MBA Chart of the Week: Year-to-Date Net Change in Bank Holdings of Multifamily, Commercial Property Loans

 

The Federal Deposit Insurance Corp. will soon release its Quarterly Banking Profile showing how the balance sheets of banks changed over the course of the second quarter.   

Those data are likely to show a continuation in the strong growth in banks’ holdings of multifamily and commercial mortgages, with increases of each running at or near record paces. But even more recent data from the Federal Reserve Board in this week’s chart indicates that we may already be on to the next chapter of the story.  

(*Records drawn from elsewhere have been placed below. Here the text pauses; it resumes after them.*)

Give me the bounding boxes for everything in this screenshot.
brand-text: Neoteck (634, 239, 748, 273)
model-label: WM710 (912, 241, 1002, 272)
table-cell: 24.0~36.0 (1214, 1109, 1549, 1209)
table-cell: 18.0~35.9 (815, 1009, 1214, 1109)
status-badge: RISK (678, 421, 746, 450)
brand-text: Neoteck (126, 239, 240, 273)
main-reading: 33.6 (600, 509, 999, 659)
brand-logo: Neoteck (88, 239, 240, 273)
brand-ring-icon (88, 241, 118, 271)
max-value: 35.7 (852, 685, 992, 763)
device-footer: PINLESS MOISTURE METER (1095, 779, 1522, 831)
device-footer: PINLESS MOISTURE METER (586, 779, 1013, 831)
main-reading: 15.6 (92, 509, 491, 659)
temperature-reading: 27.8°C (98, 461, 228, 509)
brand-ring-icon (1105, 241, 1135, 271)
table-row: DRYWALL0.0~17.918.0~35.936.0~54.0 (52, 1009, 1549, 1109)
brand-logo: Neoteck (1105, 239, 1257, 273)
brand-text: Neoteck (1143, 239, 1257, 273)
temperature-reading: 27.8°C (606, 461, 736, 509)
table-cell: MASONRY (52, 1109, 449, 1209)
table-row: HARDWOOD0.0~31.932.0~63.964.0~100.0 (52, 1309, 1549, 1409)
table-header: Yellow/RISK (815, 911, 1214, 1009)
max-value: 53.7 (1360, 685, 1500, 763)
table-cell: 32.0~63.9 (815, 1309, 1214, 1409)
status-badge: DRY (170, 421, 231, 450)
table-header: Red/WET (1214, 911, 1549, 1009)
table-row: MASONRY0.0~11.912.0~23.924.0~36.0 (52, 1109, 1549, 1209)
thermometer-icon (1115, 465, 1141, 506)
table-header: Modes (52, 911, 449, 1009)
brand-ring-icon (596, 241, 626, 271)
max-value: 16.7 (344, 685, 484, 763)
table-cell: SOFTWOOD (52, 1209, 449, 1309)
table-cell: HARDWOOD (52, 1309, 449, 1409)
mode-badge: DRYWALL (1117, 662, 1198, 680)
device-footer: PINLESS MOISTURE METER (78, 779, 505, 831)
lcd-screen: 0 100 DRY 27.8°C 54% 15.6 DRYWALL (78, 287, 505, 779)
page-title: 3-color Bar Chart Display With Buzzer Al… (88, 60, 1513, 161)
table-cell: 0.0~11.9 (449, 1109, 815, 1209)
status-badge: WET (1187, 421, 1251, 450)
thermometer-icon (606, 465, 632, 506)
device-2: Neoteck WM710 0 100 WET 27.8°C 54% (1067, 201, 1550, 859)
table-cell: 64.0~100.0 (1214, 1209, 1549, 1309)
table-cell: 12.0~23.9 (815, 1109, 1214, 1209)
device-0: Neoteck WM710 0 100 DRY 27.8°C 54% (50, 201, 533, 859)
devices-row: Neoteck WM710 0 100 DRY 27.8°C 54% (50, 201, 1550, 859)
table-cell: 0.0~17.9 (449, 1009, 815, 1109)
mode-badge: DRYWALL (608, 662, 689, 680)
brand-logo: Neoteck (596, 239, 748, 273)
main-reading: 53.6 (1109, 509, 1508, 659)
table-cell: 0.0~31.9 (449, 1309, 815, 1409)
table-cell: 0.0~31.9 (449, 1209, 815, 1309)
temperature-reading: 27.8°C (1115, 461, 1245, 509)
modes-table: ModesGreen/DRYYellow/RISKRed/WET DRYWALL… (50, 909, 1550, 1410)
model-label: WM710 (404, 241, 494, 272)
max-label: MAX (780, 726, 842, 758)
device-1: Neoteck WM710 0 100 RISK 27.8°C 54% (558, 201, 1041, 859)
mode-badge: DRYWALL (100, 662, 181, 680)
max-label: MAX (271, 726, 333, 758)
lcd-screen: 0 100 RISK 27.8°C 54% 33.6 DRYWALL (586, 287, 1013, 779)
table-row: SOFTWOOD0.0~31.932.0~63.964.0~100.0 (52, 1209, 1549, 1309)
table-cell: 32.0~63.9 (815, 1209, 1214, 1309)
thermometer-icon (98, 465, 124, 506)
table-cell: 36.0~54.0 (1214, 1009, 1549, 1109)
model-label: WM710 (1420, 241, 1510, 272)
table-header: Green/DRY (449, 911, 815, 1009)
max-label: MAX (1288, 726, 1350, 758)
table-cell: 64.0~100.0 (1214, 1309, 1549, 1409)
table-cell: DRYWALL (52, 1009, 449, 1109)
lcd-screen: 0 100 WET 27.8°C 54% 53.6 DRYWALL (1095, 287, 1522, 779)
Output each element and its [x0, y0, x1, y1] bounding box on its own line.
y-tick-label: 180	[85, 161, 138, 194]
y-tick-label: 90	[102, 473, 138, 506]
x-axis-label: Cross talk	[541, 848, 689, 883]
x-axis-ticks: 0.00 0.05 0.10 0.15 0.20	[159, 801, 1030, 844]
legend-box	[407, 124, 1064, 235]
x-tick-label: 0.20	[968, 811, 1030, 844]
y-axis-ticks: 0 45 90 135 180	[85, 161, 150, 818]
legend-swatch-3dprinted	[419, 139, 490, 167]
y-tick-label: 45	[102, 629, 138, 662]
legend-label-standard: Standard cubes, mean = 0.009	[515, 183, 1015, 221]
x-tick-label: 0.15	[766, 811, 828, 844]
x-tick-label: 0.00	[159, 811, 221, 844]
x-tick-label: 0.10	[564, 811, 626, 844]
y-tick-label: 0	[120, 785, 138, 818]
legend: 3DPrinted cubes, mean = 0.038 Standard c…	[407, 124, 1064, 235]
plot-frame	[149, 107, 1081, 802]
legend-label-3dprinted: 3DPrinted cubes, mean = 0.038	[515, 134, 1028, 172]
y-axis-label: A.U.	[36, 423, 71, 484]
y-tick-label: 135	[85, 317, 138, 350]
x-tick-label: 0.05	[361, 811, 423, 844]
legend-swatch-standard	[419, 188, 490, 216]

Through the second quarter, banks’ holdings of multifamily mortgages had grown by $18 billion, roughly on pace with last year’s record rate. The $55 billion first-half increase in banks’ holdings of mortgages secured by other commercial property types was roughly 50 percent faster than the 2015 pace. But that may be old news.   

Over the past three weeks–starting the week of July 20 and continuing at least through August 10–commercial banks have been reducing their aggregate holdings of multifamily mortgages. The three-week, $1.3 billion decline is a small fraction of their overall holdings, but the reversal from growing to shrinking portfolios is noteworthy.  

As we noted in our March Datanote (https://www.mba.org/2016-press-releases/march/mba-releases-research-datanote-on-sources-of-commercial-and-multifamily-mortgage-financing), this year’s regulatory pressures have the potential to affect the availability of commercial and multifamily mortgage financing. The current decline in bank multifamily lending may be a key early indicator of that starting to happen.